Naturally, I had to catch up with my mate Geir in Harstad. The day before he was going on a work field excursion to Spitsbergen, we spent a beautiful day in the island world outside Harstad on his speed boat. His better half Ingrid came along, with their newest pointer hope Barentsviddas Little Wind. Aidan was out fishing with Øyvind but Hayley and Finn also came along. Finn (left) is pictured at the old Viking seat of Bjarkøya with a whale skull. Geir (right) geting into his boat while six month old Little Wind is waiting. Geir owns both dogs behind this litter. Little Wind is out of Barentsviddas Wind Cries Mary (by the Italian superstar Titan on Barentsviddas Mafia – both Wind Cries Mary and Mafia (Kjakan – Giga) are amongst my favourites. Little Wind’s sire is Barentsviddas Nansen (by the Italian World champion Anter on Geir’s Italian import Giga). I’d be very interested to see where he’s heading next both with Wind Cries Mary and this young, little stunner. Little Wind is pictured below, hunting two months later.
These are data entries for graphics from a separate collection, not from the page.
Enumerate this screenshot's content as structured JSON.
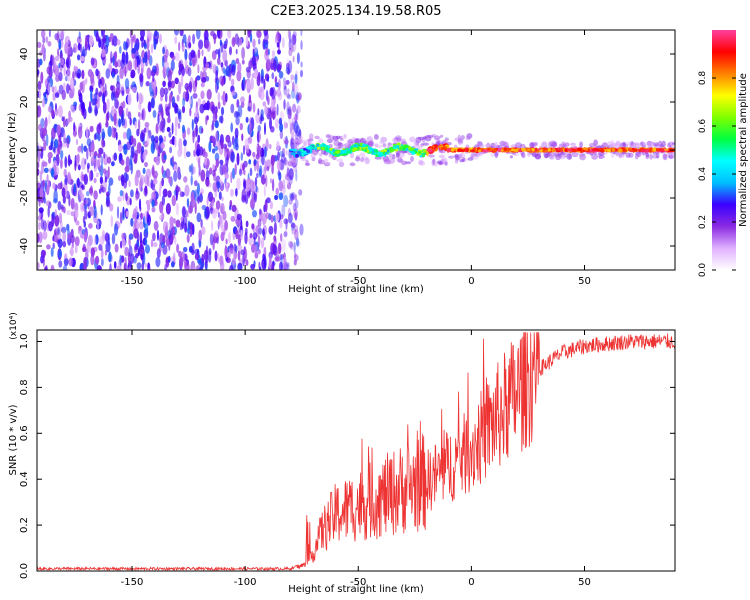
{
  "title": "C2E3.2025.134.19.58.R05",
  "chart_data": [
    {
      "type": "heatmap",
      "xlabel": "Height of straight line (km)",
      "ylabel": "Frequency (Hz)",
      "xlim": [
        -192,
        90
      ],
      "ylim": [
        -50,
        50
      ],
      "x_ticks": [
        -150,
        -100,
        -50,
        0,
        50
      ],
      "y_ticks": [
        -40,
        -20,
        0,
        20,
        40
      ],
      "noise_region_x": [
        -192,
        -78
      ],
      "signal_line_frequency_hz": 0,
      "colorbar": {
        "label": "Normalized spectral amplitude",
        "range": [
          0,
          1
        ],
        "ticks": [
          "0.0",
          "0.2",
          "0.4",
          "0.6",
          "0.8"
        ],
        "colormap": [
          "#ffffff",
          "#e0b0ff",
          "#8a2be2",
          "#3a00ff",
          "#00bfff",
          "#00ffff",
          "#00ff40",
          "#80ff00",
          "#ffff00",
          "#ff8000",
          "#ff0000",
          "#ff40a0"
        ]
      }
    },
    {
      "type": "line",
      "xlabel": "Height of straight line (km)",
      "ylabel": "SNR (10 * v/v)",
      "y_multiplier": "(x10⁴)",
      "xlim": [
        -192,
        90
      ],
      "ylim": [
        0,
        1.05
      ],
      "x_ticks": [
        -150,
        -100,
        -50,
        0,
        50
      ],
      "y_ticks": [
        "0.0",
        "0.2",
        "0.4",
        "0.6",
        "0.8",
        "1.0"
      ],
      "color": "#ee3333",
      "envelope": {
        "x": [
          -192,
          -100,
          -80,
          -72,
          -66,
          -60,
          -50,
          -40,
          -30,
          -20,
          -10,
          0,
          10,
          20,
          30,
          40,
          50,
          60,
          70,
          80,
          90
        ],
        "y": [
          0.01,
          0.01,
          0.01,
          0.03,
          0.17,
          0.24,
          0.28,
          0.31,
          0.35,
          0.38,
          0.45,
          0.52,
          0.64,
          0.76,
          0.88,
          0.95,
          0.98,
          0.99,
          1.0,
          1.0,
          1.0
        ]
      }
    }
  ]
}
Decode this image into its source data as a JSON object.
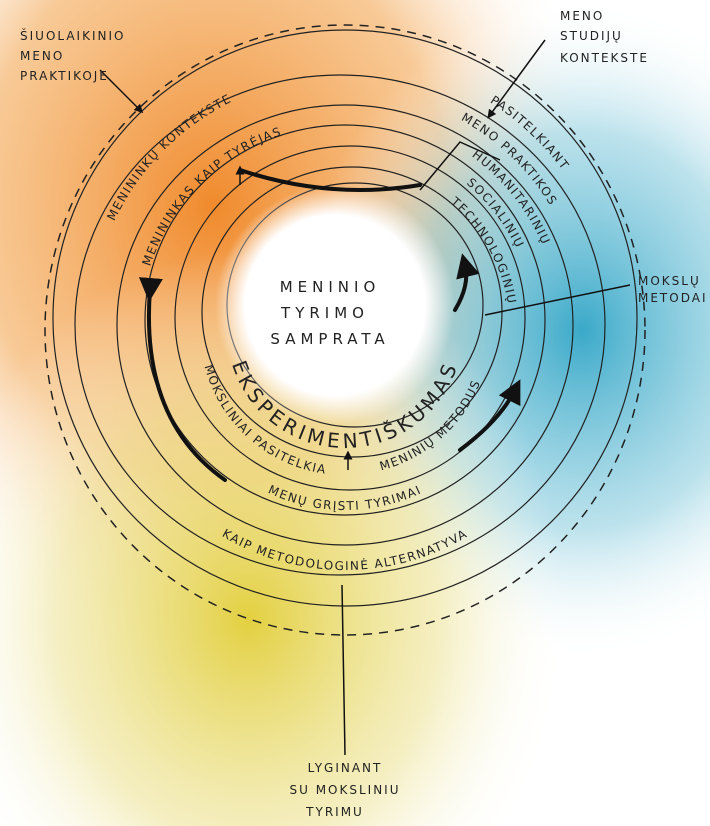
{
  "center": {
    "lines": [
      "MENINIO",
      "TYRIMO",
      "SAMPRATA"
    ]
  },
  "annotations": {
    "top_left": [
      "ŠIUOLAIKINIO",
      "MENO",
      "PRAKTIKOJE"
    ],
    "top_right": [
      "MENO",
      "STUDIJŲ",
      "KONTEKSTE"
    ],
    "right": [
      "MOKSLŲ",
      "METODAI"
    ],
    "bottom": [
      "LYGINANT",
      "SU MOKSLINIU",
      "TYRIMU"
    ]
  },
  "rings": {
    "artists_context": "MENININKŲ KONTEKSTE",
    "artist_researcher": "MENININKAS KAIP TYRĖJAS",
    "using": "PASITELKIANT",
    "art_practice": "MENO PRAKTIKOS",
    "humanities": "HUMANITARINIŲ",
    "social": "SOCIALINIŲ",
    "technology": "TECHNOLOGINIŲ",
    "experimentality": "EKSPERIMENTIŠKUMAS",
    "scientific_use": "MOKSLINIAI PASITELKIA",
    "artistic_methods": "MENINIŲ METODUS",
    "arts_based": "MENŲ GRĮSTI TYRIMAI",
    "alternative": "KAIP METODOLOGINĖ ALTERNATYVA"
  }
}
An intense point downhill, almost lying down, Geir was giving me hell that he could just as well get a setter next…

Our trip back to NZ went via Qatar, which was a first time for us. It’s certainly an interesting area of the world but I wonder how in 4 years time they will manage to play World Cup football there in that heat. There’s been talk about having the matches early in the morning. But we arrived at the hotel at 2am and it was still 38 degrees Celsius. During the day time it was in the mid 40s range. I was particularly interested in two things during our 3 night stay. That was to find some top Syrian or Persian cuisine, which we did, and to visit the falcon souk. It is located behind the traditional market and next door to a dedicated falcon hospital, with surgery, scanning and physio, all dedicated to their precious hunting falcons. The souk contains a whole building with multiple shops, with peregrine falcons and accessories. On the Arab peninsula they’re primarily used to hunt the houbara bustard bird (see stuffed birds on shelf).

Back in New Zealand we picked up the tail end of the hunting season. Earlier in the season, both Aidan and Craig’s daughter Katie had managed to shoot their first birds with shotguns. In addition to that Aidan has continued hunting with his powerful .22 air rifle, shooting possums, rabbits and pigeons. I have been quite impressed with how he has persisted with skinning and prepping possum skins. Our bird hunting may be quite limited in the next year or two, until I start up with new dogs again. Bella did alright during the season but age has admittedly caught up with her. She will in one month turn fourteen years old, a most respectable age for a working dog. At present most of our time goes to free diving and spearfishing. At Hen & Chickens Islands Aidan managed to shoot a boar fish – a very sought after fish for spearos – and many spend years of hunting this elusive and often quite deep living species. Most recently we spent a week sailing Whangaroa Harbour on a 40 ft hired boat with some great fishing. Fishing season is still going!